3. Defendant, through its chief claim agent, proved over plaintiff's objection that no other claim was made upon defendant arising out of the accident. It is claimed that this was error. Ordinarily it would have been, because the mere fact that other persons were not injured or did not seek damages would not be material or relevant. But here the plaintiff testified that the car was crowded and many passengers standing; and that, because of the emergency stop, all the passengers who were standing "were just like one great mass of humanity just hurled right forward; they just went down headlong into the center of the aisle." "They (those holding straps) were torn right loose from the straps and went right down with the rest of us." "Every one fell on top of each other." "I remember when I was getting up that I was lying on top of a man, and there was a lady lying on top of me, and I had to wait until she got up before I could get up." She also testified that a man who was thrown at the same time became very angry, and she heard him repeat the number of the conductor. The defendant's conductor testified that no one was thrown to the floor. There is a sharp conflict in the testimony. In view of the claims of plaintiff, this testimony had some bearing upon the improbability of the accident happening as she claimed. That bearing may have been remote and of little weight, but with that we are not concerned. This testimony related to a collateral fact, and, in the discretion of the trial court, was admissible. It had a direct tendency to show that the statements of a witness on one side were more reasonable, and therefore more credible, than the statements of a witness on the other side. Such testimony is admissible, but obviously must be received with caution. Glassberg v. Olson, 89 Minn. 195, 94 N. W. 554; Philips v. Mo, 91 Minn. 311, 97 N. W. 969; McKenzie v. Banks, 94 Minn. 496, 103 N. W. 497; Virtue v. Creamery Package Co., 123 Minn. 17, 44, 142 N. W. 930, 1136, L. R. A. 1915B, 1179, 1195; Farmer v. Studebaker Corp., 126 Minn. 346, 148 N. W. 285; Van Cappellan v. C., St. P., M. & O. Ry. Co., 126 Minn. 251, 148 N. W. 104; Sonnesyn v. Hawbaker, 127 Minn. 15, 148 N. W. 476; State Elevator Co. v. G. N. Ry. Co., 133 Minn. 295, 158 N. W. 399.
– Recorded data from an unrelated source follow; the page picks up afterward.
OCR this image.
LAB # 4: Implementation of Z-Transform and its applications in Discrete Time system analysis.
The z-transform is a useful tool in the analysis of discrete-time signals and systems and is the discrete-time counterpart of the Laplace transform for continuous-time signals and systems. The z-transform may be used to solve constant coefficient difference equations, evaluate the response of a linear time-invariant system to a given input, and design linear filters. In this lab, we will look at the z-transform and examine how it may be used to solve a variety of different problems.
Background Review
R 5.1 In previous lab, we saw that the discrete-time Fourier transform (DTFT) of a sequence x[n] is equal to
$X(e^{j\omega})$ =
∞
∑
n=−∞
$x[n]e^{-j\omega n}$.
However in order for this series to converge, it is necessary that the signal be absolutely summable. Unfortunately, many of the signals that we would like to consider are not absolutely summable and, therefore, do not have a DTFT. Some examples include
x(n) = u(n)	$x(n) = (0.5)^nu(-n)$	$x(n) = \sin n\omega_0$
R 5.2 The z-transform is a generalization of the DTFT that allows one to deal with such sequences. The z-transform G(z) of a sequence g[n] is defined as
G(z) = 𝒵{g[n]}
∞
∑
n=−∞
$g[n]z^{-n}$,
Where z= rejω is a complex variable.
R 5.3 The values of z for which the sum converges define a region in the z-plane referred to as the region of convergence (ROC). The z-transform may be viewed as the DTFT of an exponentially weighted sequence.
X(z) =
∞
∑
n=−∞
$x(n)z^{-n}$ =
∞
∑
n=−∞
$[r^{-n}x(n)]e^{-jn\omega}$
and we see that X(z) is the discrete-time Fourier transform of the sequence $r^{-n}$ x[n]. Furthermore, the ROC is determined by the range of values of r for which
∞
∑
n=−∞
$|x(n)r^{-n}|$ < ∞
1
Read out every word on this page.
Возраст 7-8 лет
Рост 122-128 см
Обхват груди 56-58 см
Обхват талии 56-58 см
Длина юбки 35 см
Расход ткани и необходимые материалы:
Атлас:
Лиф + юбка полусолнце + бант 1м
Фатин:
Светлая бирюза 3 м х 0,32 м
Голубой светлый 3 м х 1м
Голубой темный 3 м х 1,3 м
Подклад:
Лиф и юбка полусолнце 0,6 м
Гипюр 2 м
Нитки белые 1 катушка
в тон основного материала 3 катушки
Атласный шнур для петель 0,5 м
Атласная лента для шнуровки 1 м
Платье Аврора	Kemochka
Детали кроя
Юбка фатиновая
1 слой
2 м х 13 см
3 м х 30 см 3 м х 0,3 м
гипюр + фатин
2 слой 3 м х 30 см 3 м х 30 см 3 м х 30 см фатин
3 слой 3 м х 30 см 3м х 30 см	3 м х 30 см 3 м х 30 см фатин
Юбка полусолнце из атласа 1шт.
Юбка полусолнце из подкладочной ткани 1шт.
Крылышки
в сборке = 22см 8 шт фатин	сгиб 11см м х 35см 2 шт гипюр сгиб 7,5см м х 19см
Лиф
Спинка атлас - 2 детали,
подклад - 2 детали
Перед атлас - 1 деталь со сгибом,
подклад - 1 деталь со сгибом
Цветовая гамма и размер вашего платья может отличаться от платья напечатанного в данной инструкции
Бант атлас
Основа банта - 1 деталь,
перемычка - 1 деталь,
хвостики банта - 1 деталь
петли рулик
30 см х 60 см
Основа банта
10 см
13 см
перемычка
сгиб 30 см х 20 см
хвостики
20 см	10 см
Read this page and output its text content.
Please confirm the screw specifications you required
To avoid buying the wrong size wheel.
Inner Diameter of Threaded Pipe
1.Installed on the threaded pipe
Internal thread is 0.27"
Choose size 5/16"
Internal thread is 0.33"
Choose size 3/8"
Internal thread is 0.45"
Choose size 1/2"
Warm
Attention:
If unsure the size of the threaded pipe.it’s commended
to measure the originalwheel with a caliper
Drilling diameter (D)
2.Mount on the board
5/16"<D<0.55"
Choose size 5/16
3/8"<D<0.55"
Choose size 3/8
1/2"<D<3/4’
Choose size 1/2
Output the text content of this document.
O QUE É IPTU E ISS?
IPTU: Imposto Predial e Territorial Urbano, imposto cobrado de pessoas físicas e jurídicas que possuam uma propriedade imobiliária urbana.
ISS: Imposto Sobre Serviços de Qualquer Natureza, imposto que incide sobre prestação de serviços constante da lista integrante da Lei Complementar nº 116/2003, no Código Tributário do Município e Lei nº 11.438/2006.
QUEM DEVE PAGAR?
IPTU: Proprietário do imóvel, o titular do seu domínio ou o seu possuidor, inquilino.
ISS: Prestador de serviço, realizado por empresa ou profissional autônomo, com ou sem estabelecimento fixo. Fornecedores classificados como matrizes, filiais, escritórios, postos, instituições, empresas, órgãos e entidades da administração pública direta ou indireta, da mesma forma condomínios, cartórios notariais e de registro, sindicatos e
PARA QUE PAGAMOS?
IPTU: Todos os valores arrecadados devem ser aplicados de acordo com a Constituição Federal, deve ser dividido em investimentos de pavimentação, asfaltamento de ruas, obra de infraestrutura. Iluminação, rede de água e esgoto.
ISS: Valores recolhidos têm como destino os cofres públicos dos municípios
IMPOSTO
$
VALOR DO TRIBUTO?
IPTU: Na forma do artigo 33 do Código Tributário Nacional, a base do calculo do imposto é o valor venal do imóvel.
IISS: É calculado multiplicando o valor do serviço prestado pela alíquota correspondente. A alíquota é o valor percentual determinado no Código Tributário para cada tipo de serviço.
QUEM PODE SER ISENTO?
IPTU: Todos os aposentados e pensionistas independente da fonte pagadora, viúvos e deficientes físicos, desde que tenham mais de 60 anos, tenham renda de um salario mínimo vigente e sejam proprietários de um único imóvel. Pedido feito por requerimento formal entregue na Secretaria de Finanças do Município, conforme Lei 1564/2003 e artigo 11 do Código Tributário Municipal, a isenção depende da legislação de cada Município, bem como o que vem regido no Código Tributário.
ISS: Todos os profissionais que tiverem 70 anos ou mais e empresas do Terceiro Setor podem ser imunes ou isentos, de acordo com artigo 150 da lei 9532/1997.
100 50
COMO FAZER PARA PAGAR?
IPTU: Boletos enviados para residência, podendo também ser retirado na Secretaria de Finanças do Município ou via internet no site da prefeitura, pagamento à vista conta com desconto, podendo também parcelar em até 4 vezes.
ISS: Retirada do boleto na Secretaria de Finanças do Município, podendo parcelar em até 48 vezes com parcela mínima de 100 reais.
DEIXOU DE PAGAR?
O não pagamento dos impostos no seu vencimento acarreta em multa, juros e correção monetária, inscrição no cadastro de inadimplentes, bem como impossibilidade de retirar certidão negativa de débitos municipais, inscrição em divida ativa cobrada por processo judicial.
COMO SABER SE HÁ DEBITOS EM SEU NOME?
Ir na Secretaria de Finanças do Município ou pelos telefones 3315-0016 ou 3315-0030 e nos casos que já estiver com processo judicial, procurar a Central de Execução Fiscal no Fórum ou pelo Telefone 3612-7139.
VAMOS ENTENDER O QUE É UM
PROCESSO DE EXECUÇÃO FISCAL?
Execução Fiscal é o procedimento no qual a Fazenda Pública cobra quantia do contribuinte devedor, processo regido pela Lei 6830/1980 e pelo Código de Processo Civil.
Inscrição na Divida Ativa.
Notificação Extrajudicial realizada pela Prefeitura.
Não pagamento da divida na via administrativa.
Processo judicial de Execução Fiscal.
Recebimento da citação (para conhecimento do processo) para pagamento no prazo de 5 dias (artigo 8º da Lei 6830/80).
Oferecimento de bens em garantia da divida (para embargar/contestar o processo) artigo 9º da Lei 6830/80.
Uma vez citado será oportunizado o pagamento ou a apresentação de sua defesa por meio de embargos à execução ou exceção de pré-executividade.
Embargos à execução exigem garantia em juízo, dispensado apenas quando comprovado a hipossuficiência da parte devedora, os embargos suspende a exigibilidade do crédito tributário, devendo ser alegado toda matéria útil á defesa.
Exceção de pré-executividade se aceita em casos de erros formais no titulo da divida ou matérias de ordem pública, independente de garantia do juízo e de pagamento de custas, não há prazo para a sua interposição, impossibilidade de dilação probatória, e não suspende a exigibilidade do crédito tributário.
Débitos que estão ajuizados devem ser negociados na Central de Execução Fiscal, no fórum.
4. At the time of the accident defendant had in force a rule that required every motorman to forthwith make a report on every emergency stop. Defendant put in evidence, over plaintiff's objection, such report made out by the motorman, Northcut, immediately after this accident, and turned in before he knew any one claimed to have been injured. It is as follows:

"Emergency Stop Report.

"Date: 5-4 1920. Hour: 7:45 a. m. Place where happened: Nicollet and Grant St. Line: Nicollet & 2d St. Car No. 1058. Direction car was going: North. License number, or name of vehicle: License number so dirty I could not get it. Name: Northcut No. 695. Address: 4720 Grand Av. So."

It is claimed that this evidence was inadmissible under the doctrine of Deatherage v. Petruschke, 106 Minn. 20, 118 N. W. 153; Gasser v. Wall, 111 Minn. 6, 126 N. W. 284; State v. Moses, 150 Minn. 470, 186 N. W. 303. The general rule as to an ordinary memorandum is that it is not admissible in evidence, and the witness cannot refer to it, unless it appears that without it he cannot speak from memory as to the facts, for it is only in such case that the witness needs the aid of the memorandum. Such memorandum is not admissible in evidence until it is made to appear to the satisfaction of the trial court that the witness cannot testify to the details shown by the memorandum independently of it. Meyers v. McAllister, 94 Minn. 510, 103 N. W. 564; Naas v. C., R. I. & P. Ry. Co., 96 Minn. 84, 104 N. W. 717. The case of Force v. Gottwald, 149 Minn. 268, 183 N. W. 356, fails to mention all the elements making such memorandums admissible, but that does not extend or...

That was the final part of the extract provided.